Parallelism in the Hanvueng: A Zhuang Verse Epic from West-Central Guangxi in Southern China

Zhuang is a Tai-Kadai language spoken in southern China. Parallelism is ubiquitous in Zhuang poetry and song,in ritual texts, and in a range of oral genres. Curiously, this salient fact has generally escaped the notice of scholars writing on the subject of Zhuang poetics. This article looks specifically at the phenomenon of parallelism in one particular Zhuang ritual text from west-central Guangxi. This is the Hanvueng, a long verse narrative that is recited at rituals intended to deal with cases of unnatural death and serious family quarrels, especially feuding between brothers.
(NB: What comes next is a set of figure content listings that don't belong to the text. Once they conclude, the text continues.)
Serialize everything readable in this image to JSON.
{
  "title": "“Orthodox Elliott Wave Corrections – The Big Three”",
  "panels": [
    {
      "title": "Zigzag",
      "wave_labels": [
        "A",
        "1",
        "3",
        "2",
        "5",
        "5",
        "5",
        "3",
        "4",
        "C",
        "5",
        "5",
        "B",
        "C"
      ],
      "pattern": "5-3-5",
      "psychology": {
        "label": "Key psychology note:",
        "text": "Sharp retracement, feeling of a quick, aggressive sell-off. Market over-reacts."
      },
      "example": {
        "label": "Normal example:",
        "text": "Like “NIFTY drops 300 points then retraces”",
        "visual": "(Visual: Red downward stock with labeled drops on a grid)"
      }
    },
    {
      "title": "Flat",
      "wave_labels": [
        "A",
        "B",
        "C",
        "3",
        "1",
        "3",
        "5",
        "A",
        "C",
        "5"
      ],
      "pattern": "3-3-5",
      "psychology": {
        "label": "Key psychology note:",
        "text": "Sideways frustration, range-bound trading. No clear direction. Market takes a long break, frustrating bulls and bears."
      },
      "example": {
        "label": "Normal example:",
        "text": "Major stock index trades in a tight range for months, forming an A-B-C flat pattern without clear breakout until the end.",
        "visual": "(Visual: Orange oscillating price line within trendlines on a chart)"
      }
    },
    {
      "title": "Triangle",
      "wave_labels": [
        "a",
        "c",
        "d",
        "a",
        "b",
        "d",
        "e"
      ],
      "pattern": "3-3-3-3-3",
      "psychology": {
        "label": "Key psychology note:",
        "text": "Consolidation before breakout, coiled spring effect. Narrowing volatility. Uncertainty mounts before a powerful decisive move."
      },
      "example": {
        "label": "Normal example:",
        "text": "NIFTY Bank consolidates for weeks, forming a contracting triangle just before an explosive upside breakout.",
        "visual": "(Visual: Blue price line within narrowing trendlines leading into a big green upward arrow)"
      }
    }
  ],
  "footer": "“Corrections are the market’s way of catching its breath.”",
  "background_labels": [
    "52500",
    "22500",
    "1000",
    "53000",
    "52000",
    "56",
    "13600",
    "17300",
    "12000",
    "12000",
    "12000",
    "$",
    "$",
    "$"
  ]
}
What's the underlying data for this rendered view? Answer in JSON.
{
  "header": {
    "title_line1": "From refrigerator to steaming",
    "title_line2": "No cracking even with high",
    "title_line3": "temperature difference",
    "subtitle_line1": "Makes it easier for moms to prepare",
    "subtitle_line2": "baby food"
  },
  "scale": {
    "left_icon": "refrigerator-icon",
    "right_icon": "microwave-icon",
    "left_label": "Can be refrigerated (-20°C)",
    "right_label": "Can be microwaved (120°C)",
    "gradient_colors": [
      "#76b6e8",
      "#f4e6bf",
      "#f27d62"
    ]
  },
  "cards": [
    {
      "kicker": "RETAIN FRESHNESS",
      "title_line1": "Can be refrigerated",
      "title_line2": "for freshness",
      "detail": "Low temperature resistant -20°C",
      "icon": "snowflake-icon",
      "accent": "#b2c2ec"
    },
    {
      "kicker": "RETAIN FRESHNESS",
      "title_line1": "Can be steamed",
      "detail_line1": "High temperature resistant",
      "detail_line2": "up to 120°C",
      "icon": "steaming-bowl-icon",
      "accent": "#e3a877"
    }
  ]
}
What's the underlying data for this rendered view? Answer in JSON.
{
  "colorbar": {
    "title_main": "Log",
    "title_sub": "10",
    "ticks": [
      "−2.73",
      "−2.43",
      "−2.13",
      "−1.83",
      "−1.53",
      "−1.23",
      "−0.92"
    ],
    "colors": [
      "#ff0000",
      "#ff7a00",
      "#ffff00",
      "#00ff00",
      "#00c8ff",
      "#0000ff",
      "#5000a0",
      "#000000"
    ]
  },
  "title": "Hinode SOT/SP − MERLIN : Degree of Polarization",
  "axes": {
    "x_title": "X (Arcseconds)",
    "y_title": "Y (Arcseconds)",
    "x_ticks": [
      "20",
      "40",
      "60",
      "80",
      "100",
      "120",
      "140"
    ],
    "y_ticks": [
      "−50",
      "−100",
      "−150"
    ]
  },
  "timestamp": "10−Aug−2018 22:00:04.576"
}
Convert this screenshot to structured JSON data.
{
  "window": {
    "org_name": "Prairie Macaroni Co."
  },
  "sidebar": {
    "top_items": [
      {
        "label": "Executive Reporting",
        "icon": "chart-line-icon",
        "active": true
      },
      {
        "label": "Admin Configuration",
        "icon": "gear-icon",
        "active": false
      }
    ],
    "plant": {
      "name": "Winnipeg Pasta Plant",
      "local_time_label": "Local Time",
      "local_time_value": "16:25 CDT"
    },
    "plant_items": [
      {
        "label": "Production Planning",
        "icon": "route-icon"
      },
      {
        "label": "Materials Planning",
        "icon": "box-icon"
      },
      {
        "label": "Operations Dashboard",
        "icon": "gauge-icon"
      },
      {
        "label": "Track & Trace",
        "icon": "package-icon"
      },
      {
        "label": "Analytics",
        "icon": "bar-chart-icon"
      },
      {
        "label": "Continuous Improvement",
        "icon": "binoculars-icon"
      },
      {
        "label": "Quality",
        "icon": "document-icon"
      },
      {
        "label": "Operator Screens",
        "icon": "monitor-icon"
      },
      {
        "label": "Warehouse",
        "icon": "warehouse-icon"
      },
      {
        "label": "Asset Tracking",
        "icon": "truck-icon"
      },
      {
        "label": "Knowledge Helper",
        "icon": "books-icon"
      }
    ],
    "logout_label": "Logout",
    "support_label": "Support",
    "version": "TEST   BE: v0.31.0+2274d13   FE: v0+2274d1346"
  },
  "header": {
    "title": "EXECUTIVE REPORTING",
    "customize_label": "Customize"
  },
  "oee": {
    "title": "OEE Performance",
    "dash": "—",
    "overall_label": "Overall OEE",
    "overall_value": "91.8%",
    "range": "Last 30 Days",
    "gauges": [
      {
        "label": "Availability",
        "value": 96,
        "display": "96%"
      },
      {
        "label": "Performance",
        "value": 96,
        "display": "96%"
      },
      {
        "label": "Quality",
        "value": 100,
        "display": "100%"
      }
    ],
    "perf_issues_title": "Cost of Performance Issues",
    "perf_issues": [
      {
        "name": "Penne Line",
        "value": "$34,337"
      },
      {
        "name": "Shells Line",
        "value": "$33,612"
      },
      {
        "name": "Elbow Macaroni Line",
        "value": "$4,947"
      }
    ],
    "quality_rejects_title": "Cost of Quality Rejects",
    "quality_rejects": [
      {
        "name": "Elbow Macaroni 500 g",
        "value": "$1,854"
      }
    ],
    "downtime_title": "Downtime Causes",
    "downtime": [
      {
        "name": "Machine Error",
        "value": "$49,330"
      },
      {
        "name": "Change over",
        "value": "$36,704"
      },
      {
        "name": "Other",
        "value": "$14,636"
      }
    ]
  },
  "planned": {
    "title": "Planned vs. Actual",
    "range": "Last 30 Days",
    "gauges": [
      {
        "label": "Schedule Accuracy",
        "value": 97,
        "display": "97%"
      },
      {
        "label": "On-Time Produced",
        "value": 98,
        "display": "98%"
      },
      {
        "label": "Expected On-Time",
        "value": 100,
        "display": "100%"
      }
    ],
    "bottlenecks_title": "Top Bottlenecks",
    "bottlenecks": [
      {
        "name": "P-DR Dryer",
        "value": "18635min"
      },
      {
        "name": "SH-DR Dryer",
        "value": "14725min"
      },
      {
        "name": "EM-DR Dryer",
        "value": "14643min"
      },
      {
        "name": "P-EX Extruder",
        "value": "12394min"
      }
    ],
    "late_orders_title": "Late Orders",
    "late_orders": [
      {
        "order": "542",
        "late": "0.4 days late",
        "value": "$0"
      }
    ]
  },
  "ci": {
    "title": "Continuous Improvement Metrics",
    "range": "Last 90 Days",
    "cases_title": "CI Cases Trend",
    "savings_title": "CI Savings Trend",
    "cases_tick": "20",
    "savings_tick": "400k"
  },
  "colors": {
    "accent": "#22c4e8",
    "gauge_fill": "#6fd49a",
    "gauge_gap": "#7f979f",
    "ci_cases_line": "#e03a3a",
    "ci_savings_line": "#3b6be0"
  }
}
I provide a general description of the role of song and parallel verse in Zhuang oral culture. I next present a typology of poetic lines and passages exhibiting strict parallelism and quasi-parallelism, and also look at the rhetorical and rhythmical uses of non-parallel lines. As a second step in this investigation, I re-analyse these typological categories in terms of the recitation soundscape as it unfolds in real time and in ritual performance. This second step brings us back from an objectivist account to a variety of emic perspectives, and allows us to see more clearly the rhetorical and emotive power generated by the ongoing narration – and its artistry – for a range of participants within the ritual space.